The timeline Rasmus and his colleagues propose goes something like this: About 23,000 years ago, a single group splintered off from an East Asian population. The group, hailing from northeast Asia, crossed the Bering Land Bridge between northeast Asia and Alaska, eventually making their way to the rest of the Americas. About 13,000 years ago—much more recent than previous theories—Native Americans started to split into different groups, creating the genetic and cultural diversity that exists today.

“We can refute that people moved into Alaska 35,000 years ago,” Rasmus says. “They came much more recently, and it all happened relatively fast.”

Rasmus’ team’s theory contradicts another line of thought, which points to two different populations coming from Siberia, settling in the Americas more than 15,000 years ago.

David Reich, a senior author of a different Nature paper detailing the competing theory and a professor at Harvard, told the New York Times that their results were “surprising”: “We have overwhelming evidence of two founding populations in the Americas,” he said. Reich’s group divides the migration groups into two: one is the First Americans, and another they identify as Population Y, which “carried ancestry more closely related to indigenous Australians, New Guineans and Andaman Islanders than to any present-day Eurasians or Native Americans.”
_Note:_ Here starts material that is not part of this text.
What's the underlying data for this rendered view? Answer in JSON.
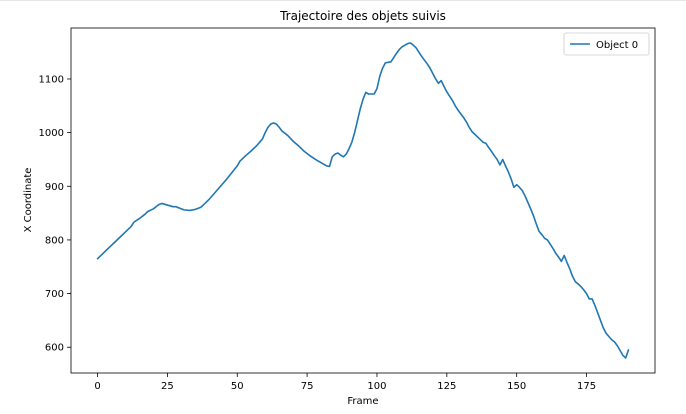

Despite their differences, both groups agree on the notion that Native Americans can trace their ancestry to Eurasian migrants with Australasian ancestry.

Rasmus emphasizes that their team’s new findings don’t close the case. But as simple as the finding seems to be, Rasmus says it is truly astonishing. “The original hypothesis isn’t true,” he says. “All Native Americans are descendants of one migration wave.”